Vanderbilt Magazine

Thomas G. Burton, MA’58, PhD’66, Serpents and Stories

Thomas G. Burton (Courtesy of ETSU Video and Photographic Services)

On a dark October night in 1991, a woman staggers along a country road. She says her husband, an Alabama backwoods bad boy turned serpent-handling preacher, tried to kill her by plunging her hand into a boxful of rattlesnakes. That’s not an elevator pitch for a new horror series. It’s true crime spun out in Alabama Snake, a recent HBO documentary based on a book by Vanderbilt alumnus Thomas G. Burton.

Folklorist Burton is to Appalachia what Shelby Foote is to the Civil War. But instead of telling stories about Shiloh and Gettysburg between draws from a pipe, Burton, in this documentary, is nestled fireside in an armchair, tumbler of scotch close at hand, as he recounts the macabre tale of Glenn Summerford, who was found guilty of attempted murder and sentenced to 99 years in prison.

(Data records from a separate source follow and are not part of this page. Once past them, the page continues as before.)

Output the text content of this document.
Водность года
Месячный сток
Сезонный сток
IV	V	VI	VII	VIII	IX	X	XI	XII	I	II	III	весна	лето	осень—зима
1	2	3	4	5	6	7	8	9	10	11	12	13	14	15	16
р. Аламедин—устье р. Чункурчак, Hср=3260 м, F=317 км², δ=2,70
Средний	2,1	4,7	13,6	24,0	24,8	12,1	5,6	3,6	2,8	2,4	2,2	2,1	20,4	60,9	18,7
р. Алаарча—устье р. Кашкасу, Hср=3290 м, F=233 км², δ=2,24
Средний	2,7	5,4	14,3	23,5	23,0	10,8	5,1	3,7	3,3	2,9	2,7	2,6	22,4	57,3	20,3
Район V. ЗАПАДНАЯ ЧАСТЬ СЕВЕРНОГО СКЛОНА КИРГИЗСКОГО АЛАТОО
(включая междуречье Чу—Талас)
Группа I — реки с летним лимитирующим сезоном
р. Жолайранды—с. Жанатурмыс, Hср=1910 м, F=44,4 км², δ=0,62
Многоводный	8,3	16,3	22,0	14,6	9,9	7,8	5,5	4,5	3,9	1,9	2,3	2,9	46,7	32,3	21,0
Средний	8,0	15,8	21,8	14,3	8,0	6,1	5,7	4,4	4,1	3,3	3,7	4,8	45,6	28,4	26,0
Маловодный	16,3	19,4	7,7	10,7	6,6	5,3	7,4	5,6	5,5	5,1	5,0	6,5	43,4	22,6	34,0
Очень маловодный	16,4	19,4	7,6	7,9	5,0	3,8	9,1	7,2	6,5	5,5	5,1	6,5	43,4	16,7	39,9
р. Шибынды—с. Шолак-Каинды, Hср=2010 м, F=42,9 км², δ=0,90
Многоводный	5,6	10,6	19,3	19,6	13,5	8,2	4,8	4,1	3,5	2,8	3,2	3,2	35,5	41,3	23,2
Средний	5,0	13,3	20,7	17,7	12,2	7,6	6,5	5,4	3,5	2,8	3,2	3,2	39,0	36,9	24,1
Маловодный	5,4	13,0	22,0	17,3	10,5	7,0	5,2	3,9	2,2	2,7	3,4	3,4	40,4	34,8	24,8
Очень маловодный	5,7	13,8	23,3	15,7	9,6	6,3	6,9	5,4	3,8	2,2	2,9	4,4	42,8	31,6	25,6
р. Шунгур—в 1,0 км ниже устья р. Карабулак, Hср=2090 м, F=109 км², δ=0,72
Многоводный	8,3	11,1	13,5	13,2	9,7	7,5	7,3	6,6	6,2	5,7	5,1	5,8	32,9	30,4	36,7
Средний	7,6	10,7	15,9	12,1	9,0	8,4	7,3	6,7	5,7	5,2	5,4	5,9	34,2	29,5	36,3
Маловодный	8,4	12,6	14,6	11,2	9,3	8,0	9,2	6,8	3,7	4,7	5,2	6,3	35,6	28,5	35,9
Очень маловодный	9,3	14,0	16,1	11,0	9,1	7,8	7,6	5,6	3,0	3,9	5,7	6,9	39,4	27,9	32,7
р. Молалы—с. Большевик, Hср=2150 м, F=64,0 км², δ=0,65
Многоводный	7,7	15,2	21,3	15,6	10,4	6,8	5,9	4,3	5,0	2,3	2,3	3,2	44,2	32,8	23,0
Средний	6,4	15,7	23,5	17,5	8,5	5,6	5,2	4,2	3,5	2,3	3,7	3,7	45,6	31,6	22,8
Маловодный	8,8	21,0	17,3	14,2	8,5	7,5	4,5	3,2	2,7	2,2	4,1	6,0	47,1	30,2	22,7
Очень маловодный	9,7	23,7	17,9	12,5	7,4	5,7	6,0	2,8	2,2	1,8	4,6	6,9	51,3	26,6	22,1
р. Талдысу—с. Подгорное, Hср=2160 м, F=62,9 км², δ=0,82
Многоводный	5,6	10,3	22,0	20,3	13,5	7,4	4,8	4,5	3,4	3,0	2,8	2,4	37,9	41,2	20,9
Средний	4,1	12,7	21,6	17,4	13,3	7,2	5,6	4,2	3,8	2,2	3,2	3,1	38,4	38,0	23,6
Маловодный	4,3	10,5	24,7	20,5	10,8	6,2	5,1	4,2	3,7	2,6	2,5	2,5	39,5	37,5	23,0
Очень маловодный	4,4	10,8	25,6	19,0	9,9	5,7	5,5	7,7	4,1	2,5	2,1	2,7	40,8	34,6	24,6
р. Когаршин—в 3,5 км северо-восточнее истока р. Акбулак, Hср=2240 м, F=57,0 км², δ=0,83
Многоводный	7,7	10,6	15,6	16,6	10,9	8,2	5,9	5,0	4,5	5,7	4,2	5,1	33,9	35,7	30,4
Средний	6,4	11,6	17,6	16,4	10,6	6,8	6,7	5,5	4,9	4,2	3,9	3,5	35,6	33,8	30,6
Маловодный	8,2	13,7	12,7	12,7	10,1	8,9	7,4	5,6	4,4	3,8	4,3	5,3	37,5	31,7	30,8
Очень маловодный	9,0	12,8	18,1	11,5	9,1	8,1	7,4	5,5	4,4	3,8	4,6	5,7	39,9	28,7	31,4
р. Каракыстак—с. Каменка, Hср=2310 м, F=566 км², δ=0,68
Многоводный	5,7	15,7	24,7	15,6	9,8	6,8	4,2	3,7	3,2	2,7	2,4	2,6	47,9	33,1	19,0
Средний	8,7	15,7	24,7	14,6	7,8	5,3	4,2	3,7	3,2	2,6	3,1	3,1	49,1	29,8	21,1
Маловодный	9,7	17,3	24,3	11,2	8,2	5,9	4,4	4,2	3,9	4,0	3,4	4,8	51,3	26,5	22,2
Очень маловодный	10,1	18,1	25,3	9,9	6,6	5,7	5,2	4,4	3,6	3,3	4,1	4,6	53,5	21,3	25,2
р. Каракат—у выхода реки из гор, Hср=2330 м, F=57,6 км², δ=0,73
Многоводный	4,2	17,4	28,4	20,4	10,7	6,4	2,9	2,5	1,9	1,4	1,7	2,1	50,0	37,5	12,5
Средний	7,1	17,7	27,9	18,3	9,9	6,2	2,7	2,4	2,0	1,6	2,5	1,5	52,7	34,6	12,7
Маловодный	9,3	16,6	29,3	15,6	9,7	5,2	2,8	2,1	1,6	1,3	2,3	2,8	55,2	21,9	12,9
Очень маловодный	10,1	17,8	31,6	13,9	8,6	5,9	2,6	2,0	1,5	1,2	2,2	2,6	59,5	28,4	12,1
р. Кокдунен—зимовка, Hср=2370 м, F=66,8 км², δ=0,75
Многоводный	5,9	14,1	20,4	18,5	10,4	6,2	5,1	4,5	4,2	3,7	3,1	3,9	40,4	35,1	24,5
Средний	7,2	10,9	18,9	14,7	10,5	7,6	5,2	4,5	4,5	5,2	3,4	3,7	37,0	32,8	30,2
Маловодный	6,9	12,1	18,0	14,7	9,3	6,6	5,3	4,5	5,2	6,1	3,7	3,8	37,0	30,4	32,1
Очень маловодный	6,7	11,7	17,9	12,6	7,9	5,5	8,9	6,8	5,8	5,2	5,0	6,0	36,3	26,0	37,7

Burton happened across this Southern Gothic story, which became his 2004 book The Serpent and the Spirit, as part of his lifelong interest in the people, religion, music and stories of southern Appalachia. That interest was sparked by Fugitive poet Donald Davidson’s course on English and Scottish popular ballads at Vanderbilt.

“That class had a profound effect on me,” Burton recalls.

His fascination led him in 1958 to what initially was a one-year faculty appointment at East Tennessee State University. He wound up staying and teaching in the English department for nearly 40 years. He helped establish and launch the ETSU Archives of Appalachia as well as the Tennessee Folklore Festival. After attending the renowned School of Scottish Studies at the University of Edinburgh, he founded a sister program at ETSU.

Burton, who has written eight books and produced four films reflecting the stories and songs of Appalachia, is still driven by his curiosity and respect for the place the region holds in American history.

“I don’t want to stop as long as I am capable,” Burton says. “I want to preserve these traditions before they are lost—give them a little bit of immortality.”